The Mixed Income Neighborhoods Overlay (MIN) bill, which Councilmember Maria Quiñones-Sánchez and I partnered on last year, aims to preserve affordability by requiring that affordable housing be part of large new development projects in certain parts of our districts — so that Philadelphians of all income levels can continue to access safe, amenity-rich neighborhoods.
Prior to MIN’s unanimous approval by City Council last month, no large-scale affordable housing requirement existed in our city’s zoning code. The impacts of that fact are reflected in gentrifying neighborhoods across our city, and in my district in particular.
To give you a sense: Housing values in the University City area have increased dramatically since the 1970s, while our analyses show that Black populations in neighborhoods east of 52nd Street have plummeted since 2000. Nearly half of my district’s households are cost-burdened, and 70% of rental units cost more than $750 per month — which is affordable to only 35% of our residents. These trends will surely worsen without intervention.
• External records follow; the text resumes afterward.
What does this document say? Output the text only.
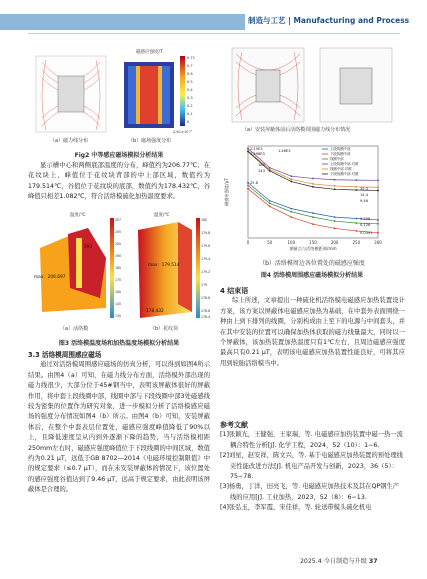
制造与工艺 | Manufacturing and Process
磁感应强度/T
0.71
0.7
0.6
0.5
0.4
0.3
0.2
0.1
0
2.61×10⁻⁶
（a）磁力线分布	（b）磁场强度分布
Fig2 中等感应磁场模拟分析结果

显示槽中心和两侧底部温度的分布，峰值约为206.77℃；在花纹块上，峰值位于花纹块背部的中上部区域，数值约为179.514℃，谷值位于花纹块的底部，数值约为178.432℃，谷峰值只相差1.082℃，符合活络模硫化加热温度要求。

max：206.697
193
温度/℃
207
205
200
190
180
170
160
145
130
max：179.514
178.432
温度/℃
180
179.8
179.6
179.4
179.2
179
178.8
178.6
178.4
（a）活络模	（b）花纹块
图3 活络模温度场和加热温度场模拟分析结果

3.3 活络模周围感应磁场

通过对活络模周围感应磁场的仿真分析，可以得到如图4所示结果。由图4（a）可知，在磁力线分布方面，活络模外部出现的磁力线很少，大部分位于45#钢当中，表明该屏蔽体很好的屏蔽作用，将中套上段线圈中部，线圈中部与下段线圈中部3处磁感线较为密集的位置作为研究对象，进一步模拟分析了活络模感应磁场的强度分布情况如图4（b）所示。由图4（b）可知，安装屏蔽体后，在整个中套表层位置处，磁感应强度峰值降低了90%以上，且降低速度呈从内到外逐渐下降的趋势，当与活络模相距250mm左右时，磁感应强度峰值位于下段线圈的中间区域，数值约为0.21 μT，远低于GB 8702—2014《电磁环境控制限值》中的规定要求（≤0.7 μT），而在未安装屏蔽体的情况下，该位置处的感应强度谷值达到了9.46 μT，远高于规定要求，由此表明该屏蔽体是合理的。

（a）安装屏蔽体前后活络模周围磁力线分布情况
0	50	100	150	200	250	300
测量点与活络模距离/mm
磁感应强度/μT
2.15E3
1.598E3
1.46E3
180
143
25.8
35.3
14.4
9.46
0.208
0.126
0.0391
上段线圈中部
下段线圈中部
线圈中部
上段线圈中部-对照
线圈中部-对照
下段线圈中部-对照
（b）活络模周边各位置处的磁感应强度
图4 活络模周围感应磁场模拟分析结果

4 结束语

综上所述，文章提出一种硫化机活络模电磁感应加热装置设计方案，该方案以屏蔽体电磁感应加热为基础，在中套外表面围绕一种由上到下排列的线圈，分别构成由上至下的电源与中间套头，并在其中安装的位置可以确保加热体获取的磁力线量最大，同时以一个屏蔽体，该加热装置加热温度只有1℃左右，且周边磁感应强度最高只有0.21 μT，表明该电磁感应加热装置性能良好，可将其应用到轮胎活络模当中。

参考文献

[1]张颖光，王健强，王家瑞，等. 电磁感应加热装置中磁一热一流耦合特性分析[J]. 化学工程，2024，52（10）：1−6.

[2]刘星，赵安祥，陈文兴，等. 基于电磁感应加热装置的预处理线夹性能改进方法[J]. 机电产品开发与创新，2023，36（5）：75−78.

[3]杨勇，丁洋，田亮飞，等. 电磁感应加热技术及其在QP钢生产线的应用[J]. 工业加热，2023，52（8）：6−13.

[4]张弘玉，李军霞，宋佳祥，等. 轮送带模头硫化机电

2025.4 今日制造与升级 37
A complaint we’ve heard from developers since day one is that MIN will diminish the return on investment for their projects — and yes, it’s true that this legislation will require them to see lower profits than they’re accustomed to. It remains unclear to me why we should find it unacceptable for developers and investors to see less of a return, but fail to question why we continue to build housing that doesn’t meet the needs of current residents. Just because the existing system works for developers and investors doesn’t mean we should let socially irresponsible development continue, unfettered.
“Just because the existing system works for developers and investors doesn’t mean we should let socially irresponsible development continue, unfettered.”
Opponents of this legislation say it will stymie development in my district. I have a hard time believing that. To say that commercial development is booming in University City would be an understatement — and we know that today’s workers want their jobs to be close to their homes, which will lead them to continue moving to this part of the city. MIN will ensure that this growth doesn’t displace working-class residents and that we have equity in our neighborhoods for years to come.
While MIN will not single-handedly end our city’s housing crisis, it is a powerful tool we can use to generate new affordable units. According to our analysis, in the last three years of permit data for buildings with 10 or more units, 3,100 new units have been approved. So, if our bill had been in place just three years ago, we would have up to 620 additional affordable homes in our district, built by the private sector.
The continued growth of our city is important, but it cannot come at the expense of vulnerable Philadelphians.
Jamie Gauthier represents the city’s 3rd District in West Philadelphia.